Curried Carrot Baked Falafel - A healthy twist on traditional falafel. Serve them as part of a hearty plant-based meal, eat them as snacks, or pop them in packed lunches!
Preheat oven to 400°F (200°C) and line a baking tray with parchment paper or a silicone baking mat.
Grate the onion and the carrot. I use the grater attachment with my food processor. It makes the job so quick and easy!
To a large bowl add the onion, carrot, and minced garlic. Mix well.
Add everything else except the water and stir together really well making sure all the spices are distributed well. Then add the water gradually, stirring as you go. You might not need it all.
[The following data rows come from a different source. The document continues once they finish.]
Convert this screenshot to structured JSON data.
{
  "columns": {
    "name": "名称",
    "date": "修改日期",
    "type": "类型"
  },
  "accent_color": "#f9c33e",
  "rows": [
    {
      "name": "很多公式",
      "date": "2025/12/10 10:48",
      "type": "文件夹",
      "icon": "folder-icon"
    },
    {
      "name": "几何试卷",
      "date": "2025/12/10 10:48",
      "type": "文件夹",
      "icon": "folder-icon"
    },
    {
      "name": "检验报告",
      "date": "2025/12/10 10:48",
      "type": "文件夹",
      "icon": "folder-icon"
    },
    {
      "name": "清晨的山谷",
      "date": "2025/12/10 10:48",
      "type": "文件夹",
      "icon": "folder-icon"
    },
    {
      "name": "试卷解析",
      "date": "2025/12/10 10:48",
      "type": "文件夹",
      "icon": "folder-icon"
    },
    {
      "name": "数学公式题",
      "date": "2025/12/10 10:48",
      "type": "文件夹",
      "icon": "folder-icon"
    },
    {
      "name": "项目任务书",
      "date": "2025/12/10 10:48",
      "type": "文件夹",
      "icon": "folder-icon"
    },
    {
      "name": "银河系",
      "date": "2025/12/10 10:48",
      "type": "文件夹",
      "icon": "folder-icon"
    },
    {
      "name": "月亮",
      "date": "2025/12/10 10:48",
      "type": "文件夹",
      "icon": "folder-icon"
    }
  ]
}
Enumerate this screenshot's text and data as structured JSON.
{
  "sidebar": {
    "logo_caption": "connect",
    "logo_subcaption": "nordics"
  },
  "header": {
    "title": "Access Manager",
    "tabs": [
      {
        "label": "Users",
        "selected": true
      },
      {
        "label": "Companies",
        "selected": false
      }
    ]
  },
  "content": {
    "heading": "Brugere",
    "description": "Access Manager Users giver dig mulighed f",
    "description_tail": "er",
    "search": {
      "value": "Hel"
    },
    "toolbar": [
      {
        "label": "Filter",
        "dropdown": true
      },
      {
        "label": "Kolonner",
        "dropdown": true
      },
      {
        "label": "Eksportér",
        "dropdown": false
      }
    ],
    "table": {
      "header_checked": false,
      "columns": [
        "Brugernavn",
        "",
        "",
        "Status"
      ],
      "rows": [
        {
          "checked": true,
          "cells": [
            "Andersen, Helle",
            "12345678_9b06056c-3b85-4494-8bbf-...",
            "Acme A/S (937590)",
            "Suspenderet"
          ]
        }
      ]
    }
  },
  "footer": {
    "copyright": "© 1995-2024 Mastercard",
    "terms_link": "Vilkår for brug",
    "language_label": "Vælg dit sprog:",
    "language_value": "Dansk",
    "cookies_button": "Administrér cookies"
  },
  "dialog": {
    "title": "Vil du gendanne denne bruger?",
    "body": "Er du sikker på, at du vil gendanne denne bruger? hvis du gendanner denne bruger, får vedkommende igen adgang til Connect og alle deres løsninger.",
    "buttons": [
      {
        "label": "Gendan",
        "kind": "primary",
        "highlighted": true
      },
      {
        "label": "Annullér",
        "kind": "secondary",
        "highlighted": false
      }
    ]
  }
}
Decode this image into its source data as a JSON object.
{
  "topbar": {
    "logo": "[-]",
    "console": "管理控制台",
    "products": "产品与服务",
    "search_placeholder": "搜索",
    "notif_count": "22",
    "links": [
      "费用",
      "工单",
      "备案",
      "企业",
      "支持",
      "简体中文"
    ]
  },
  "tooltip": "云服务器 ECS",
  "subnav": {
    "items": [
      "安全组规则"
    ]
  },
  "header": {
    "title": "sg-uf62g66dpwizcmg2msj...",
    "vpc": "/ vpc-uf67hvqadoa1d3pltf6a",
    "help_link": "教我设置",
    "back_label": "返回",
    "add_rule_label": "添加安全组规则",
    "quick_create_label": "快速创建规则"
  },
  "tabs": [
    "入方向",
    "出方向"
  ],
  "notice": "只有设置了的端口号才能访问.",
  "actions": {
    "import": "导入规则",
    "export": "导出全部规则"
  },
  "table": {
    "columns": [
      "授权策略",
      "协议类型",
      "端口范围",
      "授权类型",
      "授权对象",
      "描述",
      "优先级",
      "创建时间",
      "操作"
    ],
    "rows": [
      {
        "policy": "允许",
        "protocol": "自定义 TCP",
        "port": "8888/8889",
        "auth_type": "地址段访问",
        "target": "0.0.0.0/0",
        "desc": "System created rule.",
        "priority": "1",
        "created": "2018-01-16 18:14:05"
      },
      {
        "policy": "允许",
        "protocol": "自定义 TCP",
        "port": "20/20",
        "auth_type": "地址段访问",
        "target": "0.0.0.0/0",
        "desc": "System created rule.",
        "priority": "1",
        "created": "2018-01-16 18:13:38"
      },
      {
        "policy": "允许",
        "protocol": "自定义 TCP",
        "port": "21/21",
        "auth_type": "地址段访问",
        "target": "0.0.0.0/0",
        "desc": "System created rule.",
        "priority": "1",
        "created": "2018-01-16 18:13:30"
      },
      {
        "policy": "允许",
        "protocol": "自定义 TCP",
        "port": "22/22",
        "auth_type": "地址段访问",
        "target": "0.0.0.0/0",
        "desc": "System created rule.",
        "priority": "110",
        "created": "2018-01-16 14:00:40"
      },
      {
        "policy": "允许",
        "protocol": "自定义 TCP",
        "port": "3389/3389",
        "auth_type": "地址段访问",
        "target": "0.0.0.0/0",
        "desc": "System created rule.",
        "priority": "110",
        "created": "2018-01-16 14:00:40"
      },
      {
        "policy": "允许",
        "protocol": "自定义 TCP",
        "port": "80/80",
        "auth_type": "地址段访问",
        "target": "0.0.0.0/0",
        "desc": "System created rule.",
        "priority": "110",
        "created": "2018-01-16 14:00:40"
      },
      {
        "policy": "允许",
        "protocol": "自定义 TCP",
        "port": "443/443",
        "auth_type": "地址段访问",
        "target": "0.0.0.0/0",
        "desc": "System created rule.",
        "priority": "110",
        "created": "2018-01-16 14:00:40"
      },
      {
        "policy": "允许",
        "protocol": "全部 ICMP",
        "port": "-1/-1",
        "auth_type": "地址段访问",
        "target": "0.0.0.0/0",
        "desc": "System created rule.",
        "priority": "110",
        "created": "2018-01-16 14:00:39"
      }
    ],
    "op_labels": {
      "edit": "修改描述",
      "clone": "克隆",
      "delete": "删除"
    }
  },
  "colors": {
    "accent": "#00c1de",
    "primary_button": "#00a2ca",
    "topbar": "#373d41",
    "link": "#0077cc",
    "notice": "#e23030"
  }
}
You need it to become a very thick, stodgy, batter that is sticky but that can be squeezed together into balls with your hands. As soon as it reaches that stage stop adding the water.
Roll into tight walnut-sized balls (using an ice cream scoop to measure the batter will help keep them all exactly the same size). Place each ball on the prepared baking tray and bake for 25-30 minutes until firm to the touch and just starting to turn golden.
NOTES
Except for the curry powder, the spices here are customizable. The blend listed in the recipe is how I like my falafel, using what I regularly have in my pantry but if you don’t have one of the spices or if there is one you don’t care for, omit it. You can use something else instead or not. They are good with just the curry powder and none of the other spices if that is all you have. Store your carrot falafel in an airtight container in the fridge for a week or the freezer for up to 3 months.To reheat place on a baking tray and bake at 300°F (150°C) for 10 to 15 minutes, or air fry at 300°F (150°C) for 6 to 7 minutes.